Now it’s well explained what is going to happen as the result will be an array of values of n pushed each time the n is decremented and passed in an inner call.
My question is when n become less that 1 the resulted value is then recursion stops, where does this resulted empty brackets go? Is it added to the resulted array countArray? What do we do with it?
Thank you.

I am on my phone, so it is hard to type a full explanation. I would Google or search the forum for ‘recursion call stack’. There are some really great videos out there on the topic.

The empty array is the array that all the elements are finally pushed into. It may be easier to understand if you draw it out on a piece of paper with only a couple of element (2 or 3 for n). The stack counts from n towards 0. Once 0 is reached the empty array is returned and as you go back up the stack each element is pushed onto the end of the array.
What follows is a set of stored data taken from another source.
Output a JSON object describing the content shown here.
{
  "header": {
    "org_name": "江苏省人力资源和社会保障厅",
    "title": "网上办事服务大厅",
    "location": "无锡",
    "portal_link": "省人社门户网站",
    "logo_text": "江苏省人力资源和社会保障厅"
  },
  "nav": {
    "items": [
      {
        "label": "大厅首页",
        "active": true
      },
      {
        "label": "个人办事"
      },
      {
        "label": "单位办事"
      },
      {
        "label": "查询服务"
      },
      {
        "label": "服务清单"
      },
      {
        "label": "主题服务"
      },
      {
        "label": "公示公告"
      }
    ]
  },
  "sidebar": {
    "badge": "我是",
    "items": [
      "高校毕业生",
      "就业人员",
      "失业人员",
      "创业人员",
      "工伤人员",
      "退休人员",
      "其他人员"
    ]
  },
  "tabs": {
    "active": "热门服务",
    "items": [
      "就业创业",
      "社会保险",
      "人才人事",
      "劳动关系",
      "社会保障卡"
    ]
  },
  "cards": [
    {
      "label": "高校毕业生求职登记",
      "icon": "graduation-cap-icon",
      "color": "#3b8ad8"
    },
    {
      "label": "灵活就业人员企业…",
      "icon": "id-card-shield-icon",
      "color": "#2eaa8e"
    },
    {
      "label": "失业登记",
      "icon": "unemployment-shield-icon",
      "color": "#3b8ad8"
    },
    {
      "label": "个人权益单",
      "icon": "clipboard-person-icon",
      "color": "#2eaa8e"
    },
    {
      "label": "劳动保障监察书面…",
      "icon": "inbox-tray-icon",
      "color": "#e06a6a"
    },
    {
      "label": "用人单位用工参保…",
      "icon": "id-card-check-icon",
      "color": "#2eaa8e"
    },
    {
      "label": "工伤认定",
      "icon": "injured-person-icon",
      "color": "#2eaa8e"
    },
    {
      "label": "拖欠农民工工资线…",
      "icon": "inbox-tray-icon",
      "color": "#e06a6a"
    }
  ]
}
I would try to be more clear this time. Here, if you look closely the last function call will be countup(0) and that returns an empty array. The next recursion will take this empty array and push the current number which is 1 into that array and returns [1] to the next which will then push 2 to into the array and return [1,2] to the next push. This way eventually we go all the way back up until we reach our original function call which is countup(5).

understand = false
while (!!understand) {
If (you understand how call-stack works in JavaScript) {
use the site below to have a firm grasp of how this code is executed
https://pythontutor.com/javascript.html#mode=edit
understand = true;
} else {
check this video:
https://www.youtube.com/watch?v=8aGhZQkoFbQ
}
}